PANGKALPINANANG – Seiring melandainya kasus Pandemi Covid-19 di tanah air, termasuk Provinsi Kepulauan Bangka Belitung (Babel), membuat puluhan Siswa dari SMPN 4 Mentok, Kabupaten Bangka Barat, Babel, mengunjungi Perpustakaan Provinsi (Perpusprov) Babel.
Kedatangan para siswa kelas IX ke Perpusprov yang berada di Kantor Dinas Kearsipan dan Perpustakaan (DKPUS) Provinsi Babel, Jalan Jenderal Sudirman, Kota Pangkalpinang, Rabu (25/5/2022) siang tersebut, disambut Kepala DKPUS Babel Rakhmadi diwakili Kabid Pembinaan dan Pengembangan Perpustakaan DKPUS Babel, Abu Hapas beserta jajarannya.
Wakil Kepala SMPN 4 Mentok Rosihan yang turut mendampingi puluhan siswa itu mengatakan, kunjungan ke Perpusprov Babel ini adalah salah satu lokasi tujuan dalam study tour edukasi SMPN 4 Mentok.
“Anak-anak kami belum tahu dimana letak Perpusprov Babel. Jadi, momen study tour edukasi ini, juga kami manfaatkan untuk mengunjungi Perpusprov Babel,” kata Rosihan.

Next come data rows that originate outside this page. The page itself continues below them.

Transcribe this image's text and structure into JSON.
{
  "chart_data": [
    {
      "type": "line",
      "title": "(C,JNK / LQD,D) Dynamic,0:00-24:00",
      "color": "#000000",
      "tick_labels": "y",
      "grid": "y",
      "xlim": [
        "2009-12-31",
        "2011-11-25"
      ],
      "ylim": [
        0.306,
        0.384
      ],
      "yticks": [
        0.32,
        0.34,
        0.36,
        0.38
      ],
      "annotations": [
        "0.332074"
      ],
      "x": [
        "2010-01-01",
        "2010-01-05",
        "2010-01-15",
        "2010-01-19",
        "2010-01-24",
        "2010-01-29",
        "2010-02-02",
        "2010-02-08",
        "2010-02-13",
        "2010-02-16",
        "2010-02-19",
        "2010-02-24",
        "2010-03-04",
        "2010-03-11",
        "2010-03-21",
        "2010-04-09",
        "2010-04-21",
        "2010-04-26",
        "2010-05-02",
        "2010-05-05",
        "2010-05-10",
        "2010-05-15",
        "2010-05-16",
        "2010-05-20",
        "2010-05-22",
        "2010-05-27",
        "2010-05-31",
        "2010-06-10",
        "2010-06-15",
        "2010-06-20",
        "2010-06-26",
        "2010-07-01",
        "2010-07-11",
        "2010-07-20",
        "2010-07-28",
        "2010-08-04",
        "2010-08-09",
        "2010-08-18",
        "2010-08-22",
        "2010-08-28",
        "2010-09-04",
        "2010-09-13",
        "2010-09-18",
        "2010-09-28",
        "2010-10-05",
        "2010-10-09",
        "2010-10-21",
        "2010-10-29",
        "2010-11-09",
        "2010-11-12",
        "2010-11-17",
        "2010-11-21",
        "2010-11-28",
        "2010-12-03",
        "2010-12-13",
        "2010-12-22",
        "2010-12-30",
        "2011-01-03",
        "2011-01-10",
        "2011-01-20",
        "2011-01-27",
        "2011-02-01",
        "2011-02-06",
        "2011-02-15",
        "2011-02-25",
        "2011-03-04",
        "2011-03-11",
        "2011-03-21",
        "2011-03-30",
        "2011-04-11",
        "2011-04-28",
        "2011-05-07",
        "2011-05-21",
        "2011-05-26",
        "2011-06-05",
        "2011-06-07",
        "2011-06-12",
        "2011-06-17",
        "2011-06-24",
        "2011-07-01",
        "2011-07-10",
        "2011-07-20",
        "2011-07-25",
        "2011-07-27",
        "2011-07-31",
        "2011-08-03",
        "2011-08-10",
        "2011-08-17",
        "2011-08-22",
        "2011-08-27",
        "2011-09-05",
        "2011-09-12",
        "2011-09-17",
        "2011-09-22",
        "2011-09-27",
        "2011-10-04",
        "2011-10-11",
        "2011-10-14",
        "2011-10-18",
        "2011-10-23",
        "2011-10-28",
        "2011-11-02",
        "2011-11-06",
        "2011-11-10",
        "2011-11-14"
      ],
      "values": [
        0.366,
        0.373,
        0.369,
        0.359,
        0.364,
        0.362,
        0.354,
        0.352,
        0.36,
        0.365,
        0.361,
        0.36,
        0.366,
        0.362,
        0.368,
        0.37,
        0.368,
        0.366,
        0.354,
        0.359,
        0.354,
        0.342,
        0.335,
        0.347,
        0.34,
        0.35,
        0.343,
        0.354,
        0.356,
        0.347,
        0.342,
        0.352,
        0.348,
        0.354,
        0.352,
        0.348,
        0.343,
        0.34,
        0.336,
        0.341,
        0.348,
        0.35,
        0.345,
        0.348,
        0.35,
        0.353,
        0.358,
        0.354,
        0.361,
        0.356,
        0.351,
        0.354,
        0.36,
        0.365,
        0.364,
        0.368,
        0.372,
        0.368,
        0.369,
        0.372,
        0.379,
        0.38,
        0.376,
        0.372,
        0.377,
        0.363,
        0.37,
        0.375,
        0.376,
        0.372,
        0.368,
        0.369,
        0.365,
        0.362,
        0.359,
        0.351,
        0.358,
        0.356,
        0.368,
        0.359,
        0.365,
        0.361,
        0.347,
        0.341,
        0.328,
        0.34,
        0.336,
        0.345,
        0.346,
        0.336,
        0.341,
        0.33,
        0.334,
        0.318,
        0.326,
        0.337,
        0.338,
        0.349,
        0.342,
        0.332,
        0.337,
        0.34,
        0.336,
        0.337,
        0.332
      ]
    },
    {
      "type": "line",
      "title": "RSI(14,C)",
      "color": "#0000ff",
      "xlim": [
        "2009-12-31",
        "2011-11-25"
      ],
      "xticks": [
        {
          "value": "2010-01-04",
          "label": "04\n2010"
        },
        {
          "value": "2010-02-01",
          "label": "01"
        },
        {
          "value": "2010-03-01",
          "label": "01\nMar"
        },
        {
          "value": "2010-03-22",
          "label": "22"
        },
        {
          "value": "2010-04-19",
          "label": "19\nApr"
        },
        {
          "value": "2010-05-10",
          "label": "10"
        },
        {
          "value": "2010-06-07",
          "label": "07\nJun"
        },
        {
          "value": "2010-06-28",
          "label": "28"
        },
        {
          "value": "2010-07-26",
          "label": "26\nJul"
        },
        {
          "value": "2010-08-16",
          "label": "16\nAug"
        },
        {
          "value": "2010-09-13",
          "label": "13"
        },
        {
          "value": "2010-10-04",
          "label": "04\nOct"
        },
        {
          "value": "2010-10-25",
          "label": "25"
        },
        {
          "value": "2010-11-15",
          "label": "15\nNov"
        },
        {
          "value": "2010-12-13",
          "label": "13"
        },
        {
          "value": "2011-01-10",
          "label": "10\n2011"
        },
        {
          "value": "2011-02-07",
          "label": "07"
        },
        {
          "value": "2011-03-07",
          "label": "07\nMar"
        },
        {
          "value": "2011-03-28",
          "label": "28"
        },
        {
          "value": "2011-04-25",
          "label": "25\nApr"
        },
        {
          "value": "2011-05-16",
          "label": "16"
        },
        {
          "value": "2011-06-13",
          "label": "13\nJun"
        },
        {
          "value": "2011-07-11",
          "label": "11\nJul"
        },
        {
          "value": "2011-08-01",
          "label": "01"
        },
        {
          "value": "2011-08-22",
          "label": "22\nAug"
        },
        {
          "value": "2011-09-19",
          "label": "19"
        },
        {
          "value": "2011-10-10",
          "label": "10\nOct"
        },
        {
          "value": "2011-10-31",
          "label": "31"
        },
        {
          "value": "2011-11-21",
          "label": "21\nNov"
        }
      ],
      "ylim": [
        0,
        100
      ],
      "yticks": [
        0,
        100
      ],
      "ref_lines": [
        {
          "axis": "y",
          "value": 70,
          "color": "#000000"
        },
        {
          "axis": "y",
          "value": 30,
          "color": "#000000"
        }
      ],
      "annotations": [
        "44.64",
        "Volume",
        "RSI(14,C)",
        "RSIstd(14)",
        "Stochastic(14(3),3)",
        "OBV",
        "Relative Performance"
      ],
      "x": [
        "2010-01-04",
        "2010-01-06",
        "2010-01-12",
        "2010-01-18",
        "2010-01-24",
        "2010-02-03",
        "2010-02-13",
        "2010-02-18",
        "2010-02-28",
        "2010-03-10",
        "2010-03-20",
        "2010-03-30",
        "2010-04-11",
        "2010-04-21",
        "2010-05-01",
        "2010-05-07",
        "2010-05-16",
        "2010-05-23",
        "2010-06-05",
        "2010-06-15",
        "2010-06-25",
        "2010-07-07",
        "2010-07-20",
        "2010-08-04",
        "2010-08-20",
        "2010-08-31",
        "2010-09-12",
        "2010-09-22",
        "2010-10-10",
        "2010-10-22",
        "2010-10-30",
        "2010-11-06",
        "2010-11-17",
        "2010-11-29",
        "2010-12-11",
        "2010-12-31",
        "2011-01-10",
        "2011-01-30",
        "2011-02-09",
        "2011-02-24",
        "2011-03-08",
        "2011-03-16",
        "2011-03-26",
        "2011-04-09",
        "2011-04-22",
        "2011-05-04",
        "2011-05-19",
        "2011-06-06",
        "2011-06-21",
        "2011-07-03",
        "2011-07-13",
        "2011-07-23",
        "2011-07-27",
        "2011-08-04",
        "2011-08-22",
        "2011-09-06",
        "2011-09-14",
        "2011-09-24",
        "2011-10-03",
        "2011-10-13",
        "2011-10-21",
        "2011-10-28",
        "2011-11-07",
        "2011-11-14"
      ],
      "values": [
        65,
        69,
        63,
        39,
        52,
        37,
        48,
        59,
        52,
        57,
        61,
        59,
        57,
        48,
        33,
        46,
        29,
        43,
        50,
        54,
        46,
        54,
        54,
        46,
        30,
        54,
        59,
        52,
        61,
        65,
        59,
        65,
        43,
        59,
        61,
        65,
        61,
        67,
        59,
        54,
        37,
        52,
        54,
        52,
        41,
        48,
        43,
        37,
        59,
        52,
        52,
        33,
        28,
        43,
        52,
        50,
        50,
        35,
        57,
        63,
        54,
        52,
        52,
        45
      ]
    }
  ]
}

Pihak SMPN 4, ditambahkan Rosihan, ingin mengenalkan para siswa kelas IX berkenaan dengan Perpustakaan dan unsur-unsur yang ada di dalamnya. Karena diakuinya, sampai saat ini, minat baca masyarakat termasuk siswa masih rendah.
Kabid Pembinaan dan Pengembangan Perpustakaan DKPUS Babel Abu Hapas mengaku senang sembari mengapresiasi langkah yang dilakukan oleh pihak SMPN 4 Mentok.
“Kami berharap ini merupakan kunjungan pertama, dan masih ada kunjungan lanjutan. Setelah balik dari kunjungan ini, silakan sampaikan ke sekolah-sekolah lain di Mentok, sehingga mereka juga bisa berkunjung ke Perpusprov,” ujar Abu.
Dalam kesempatan sama Abu Hapas juga menjelaskan apa itu Pustakawan, menjawab salah satu pertanyaan siswa SMPN 4 Mentok.
“Pustakawan adalah sebutan untuk orang-orang yang punya kompetensi dari pendidikan atau pelatihan kepustakawanan. Seorang pustakawan diberi tugas dan tanggung jawab untuk melaksanakan pengelolaan dan pelayanan perpustakaan,” papar Abu.
Pustakawan, ditambahkan Abu, bertanggung jawab atas pengelolaan koleksi perpustakaan, baik buku, jurnal, majalah, buletin, maupun dokumen lainnya seperti CD dan DVD.
Selain itu, Pustakawan juga bertindak sebagai ahli referensi yang memberikan saran dalam mencari data dan informasi sesuai dengan yang dikonsultasikan pengunjung perpustakaan (Pemustaka).
Usai berdialog, para siswa menyempatkan diri membaca dan berkeliling ruangan Perpusprov Babel.